DeJesus believes that those numbers are going up in large part because of socio-economic, rather than health-related, factors. “Many members of these communities can only get jobs through an agency. That means they would rather go to work sick than stay home, because it’s money they need to pay for rent and food,” she explains. “When they are sick, they cannot afford to stay home. Most of them do not have access to healthcare or insurance, and because our healthcare system is so expensive, they cannot afford to go to the hospital.” 

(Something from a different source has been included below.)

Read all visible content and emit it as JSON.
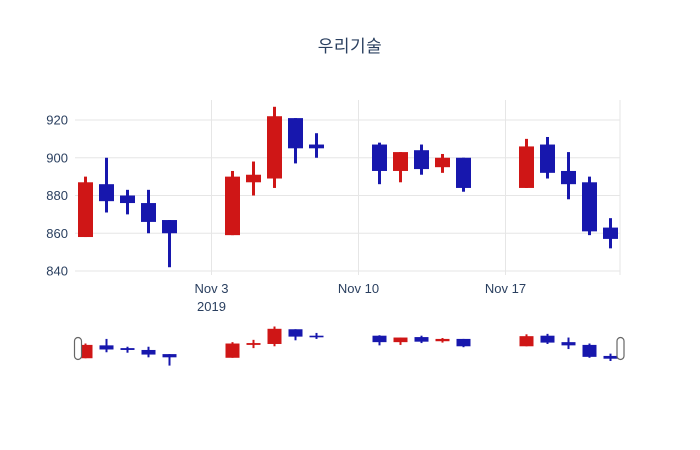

Martinez believes another factor driving the infection rate among the Hispanic community was a gap of information that they didn’t receive early on. “For example, a lot of the official information and press releases were in English. It caused miscommunication and not getting the right information on time,” she notes.

Both Martinez and DeJesus decided to go into community and public health because they see their own community in need. Both have a strong inner passion to help others and try to change a broken system by giving the patients the tools to improve their health. 

“Here in RI we need to open new opportunities for the community to obtain health insurance.” Says Martinez, “thankfully we have places like Clínica Esperanza that is providing health care to people who doesn’t have insurance, like other health centers that are covering those necessities in our community.”